A morte da professora, tão querida em toda a cidade, causou grande comoção nas redes sociais, entre alunos antigos e atuais, familiares, amigos e pessoas que admiravam o trabalho dela na área da educação.
Quem convivia de perto com a docente, no entanto, não esperava uma reação tão forte de uma das maiores companheiras dela: a cadelinha Dory. Exatos 28 dias após a morte da professora, sem conseguir aguentar a ausência da dona, a beagle sofreu convulsões e não resistiu.
“Elas eram inseparáveis. Pela manhã e tarde, a Ângela trabalhava em casa, escrevendo livros didáticos. As duas cadelas que nós temos passavam o dia todo com ela. A Dory ficava horas no colo, enquanto a minha esposa estava no computador”, contou o advogado Moisés Trindade, de 45 anos, marido da professora.

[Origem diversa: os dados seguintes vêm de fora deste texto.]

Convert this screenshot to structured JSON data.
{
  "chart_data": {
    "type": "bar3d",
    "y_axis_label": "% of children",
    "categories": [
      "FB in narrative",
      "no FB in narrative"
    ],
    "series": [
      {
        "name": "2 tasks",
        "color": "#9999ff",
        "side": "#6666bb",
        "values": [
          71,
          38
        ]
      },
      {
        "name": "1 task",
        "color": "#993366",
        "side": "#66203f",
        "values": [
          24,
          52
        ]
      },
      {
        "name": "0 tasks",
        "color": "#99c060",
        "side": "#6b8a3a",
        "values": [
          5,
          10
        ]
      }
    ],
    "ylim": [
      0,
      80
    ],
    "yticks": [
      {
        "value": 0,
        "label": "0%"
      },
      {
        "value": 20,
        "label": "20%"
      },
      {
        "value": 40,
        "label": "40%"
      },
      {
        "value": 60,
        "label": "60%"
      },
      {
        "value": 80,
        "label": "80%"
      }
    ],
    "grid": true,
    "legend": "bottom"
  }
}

Quase um mês após a morte de Ângela, Dory sofreu uma crise convulsiva, ficou 13 horas em coma e morreu. Segundo uma veterinária, ela possivelmente entrou em um quadro profundo de depressão, o que causou uma lesão cerebral.
De acordo com ele, a semelhança entre o que aconteceu com a professora e a eterna companheira dela surpreendeu a família. “Guardada as devidas proporções, foram quadros muito parecidos. As duas tiveram um problema neurológico e não resistiram”, comentou.